Soucieuse de sortir de l’impasse les négociations internationales sur le climat, la Commission a rendu public un plan relatif au financement de la lutte contre le changement climatique dans les pays en développement. Selon le plan, la contribution de l’UE devrait être comprise entre 2 et 15 milliards d’euros par an d’ici à 2020.

L’UE et d’autres puissances économiques reconnaissent la nécessité de participer aux coûts de réduction des gaz à effet de serre émis dans les pays en développement. Aucun consensus n’a cependant encore été trouvé sur le montant de ces coûts, ni sur la part que les pays développés devraient prendre en charge.

Le coût de la lutte contre le changement climatique devrait exploser au cours des prochaines années.
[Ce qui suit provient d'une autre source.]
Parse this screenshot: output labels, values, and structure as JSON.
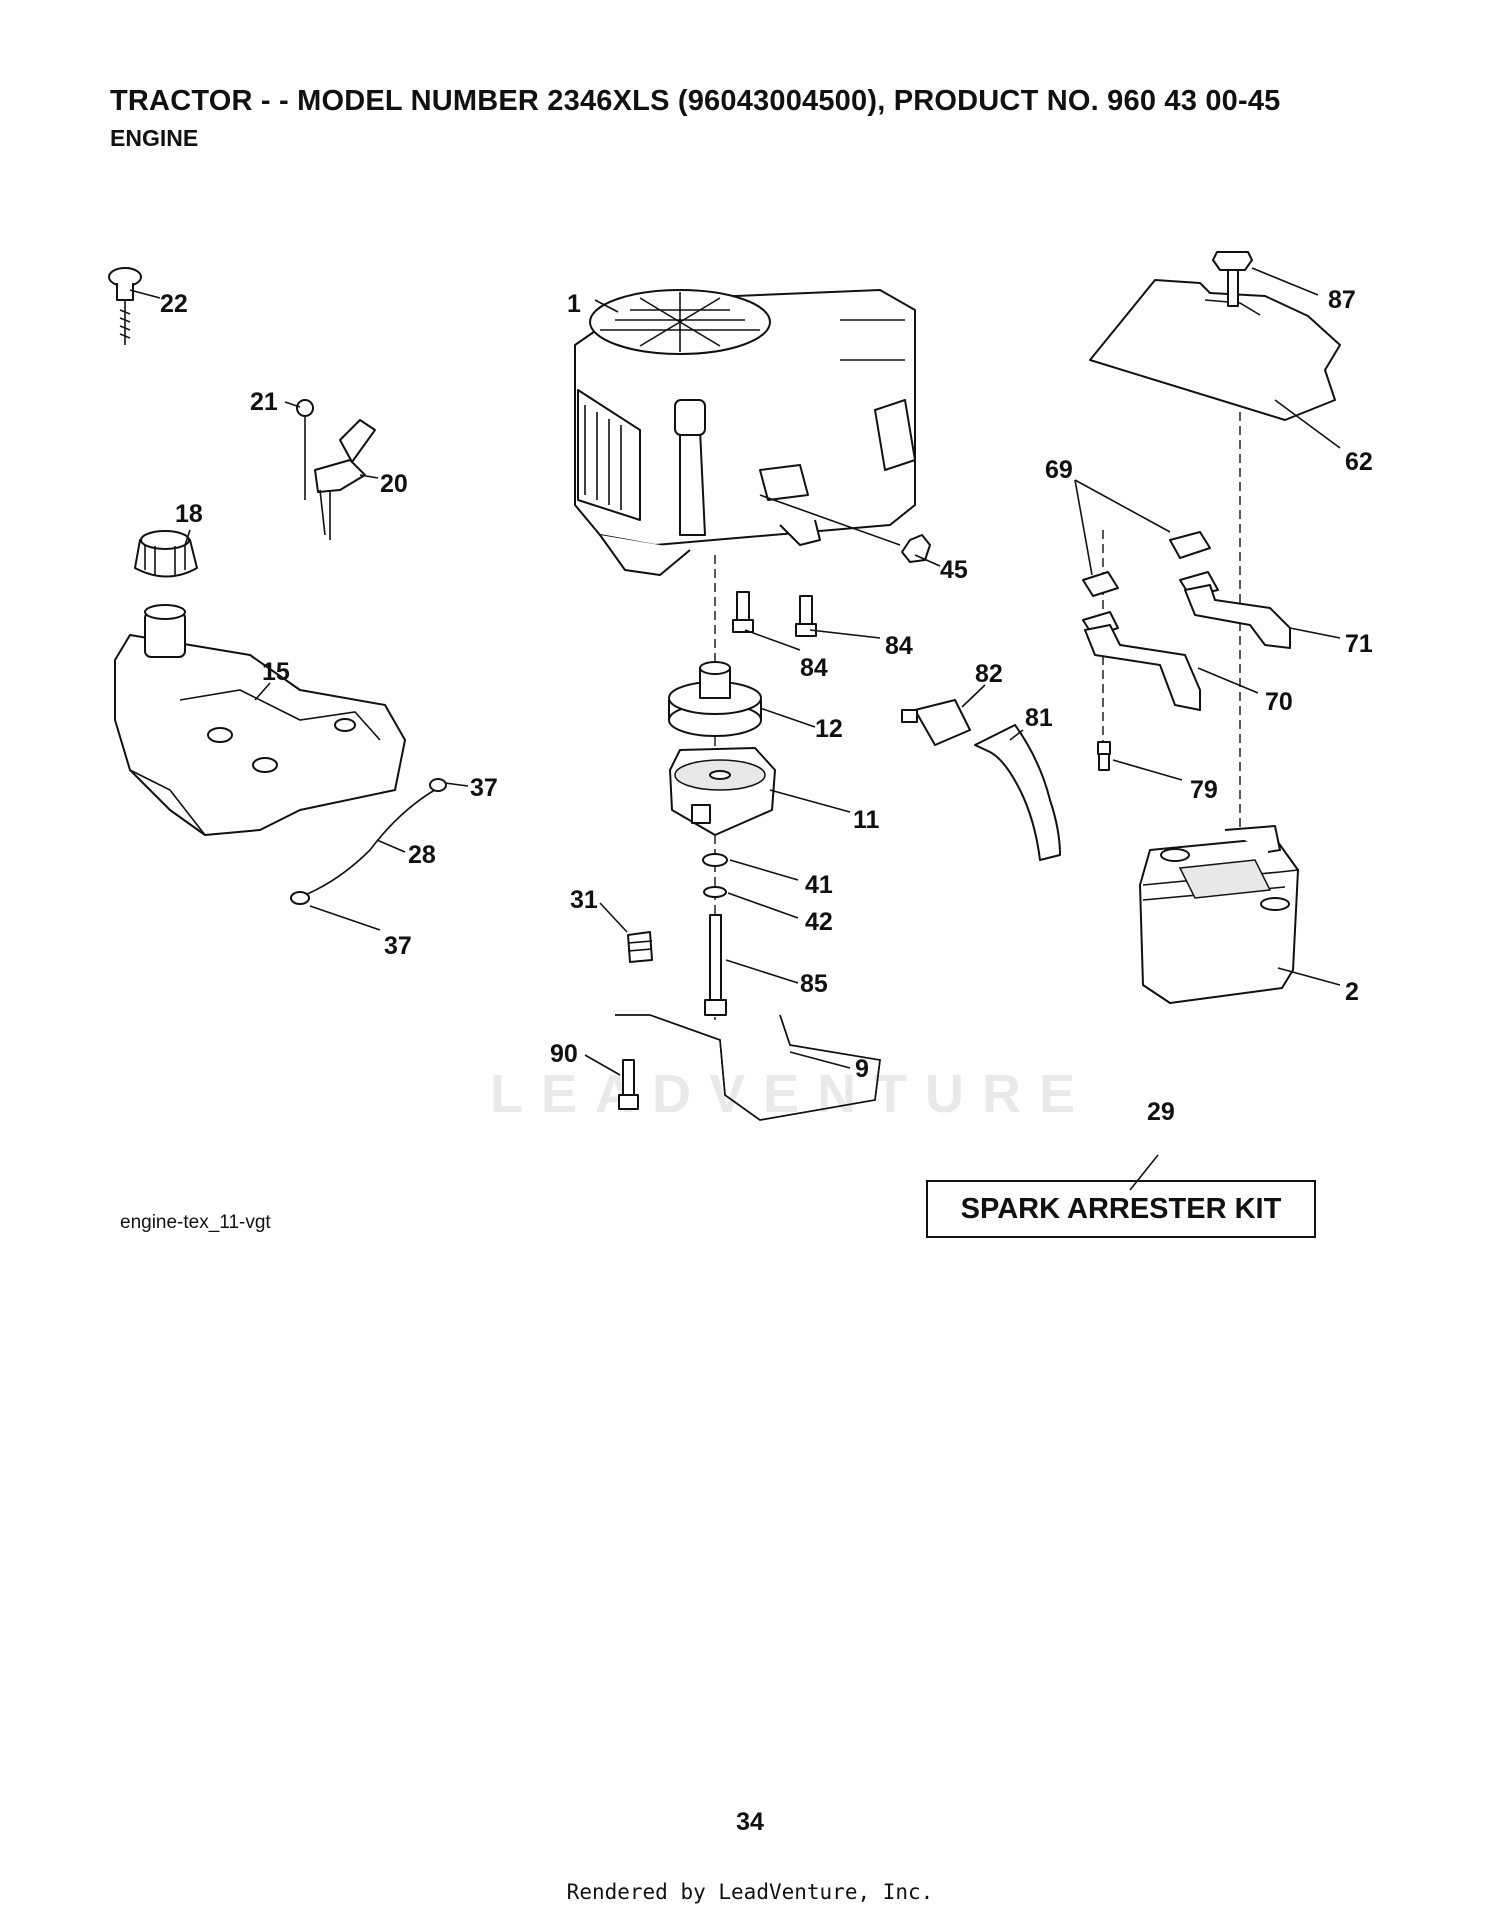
{
  "header": {
    "title": "TRACTOR - - MODEL NUMBER 2346XLS (96043004500), PRODUCT NO. 960 43 00-45",
    "subtitle": "ENGINE"
  },
  "callouts": {
    "c1": "1",
    "c2": "2",
    "c9": "9",
    "c11": "11",
    "c12": "12",
    "c15": "15",
    "c18": "18",
    "c20": "20",
    "c21": "21",
    "c22": "22",
    "c28": "28",
    "c29": "29",
    "c31": "31",
    "c37a": "37",
    "c37b": "37",
    "c41": "41",
    "c42": "42",
    "c45": "45",
    "c62": "62",
    "c69": "69",
    "c70": "70",
    "c71": "71",
    "c79": "79",
    "c81": "81",
    "c82": "82",
    "c84a": "84",
    "c84b": "84",
    "c85": "85",
    "c87": "87",
    "c90": "90"
  },
  "kit_label": "SPARK ARRESTER KIT",
  "figure_ref": "engine-tex_11-vgt",
  "watermark": "LEADVENTURE",
  "page_number": "34",
  "footer": "Rendered by LeadVenture, Inc."
}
Selon les estimations de l’UE, les pays en développement auront besoin de 100 milliards d’euros par an d’ici à 2020 pour empêcher la température moyenne du globe d’augmenter de plus de 2°C. Ce seuil est important, car au-delà, on risque un dangereux emballement du climat.

La Commission a calculé qu’il faudrait un financement public international de 22 à 50 milliards d’euros par an, chaque pays contribuant en fonction de sa part de responsabilité dans les émissions et de sa capacité financière. L’UE participerait à hauteur de 2 à 15 milliards par an d’ici à 2020. Le reste viendrait d’autres pays industrialisés et de pays en développement les plus avancés, comme la Chine et l’Inde.

La Commission estime en outre que l’UE devrait débloquer entre 500 millions et 2,1 milliards d’euros pour la période 2010-2012, tout en indiquant qu’un financement supplémentaire sera nécessaire pour répondre aux besoins urgents.

La conférence de décembre a pour objectif de conclure un accord international ambitieux pour lutter contre le changement climatique. L’actuel traité, le protocole de Kyoto, expire fin 2012.

Le protocole de Kyoto n’impose aucune obligation aux pays en développement, mais aujourd’hui, les nations industrialisées veulent que des pays émergents comme l’Inde et la Chine participent à la lutte contre le changement climatique et réduisent leurs émissions.

Les Nations unies ont convoqué une conférence mondiale sur le climat dans le courant du mois.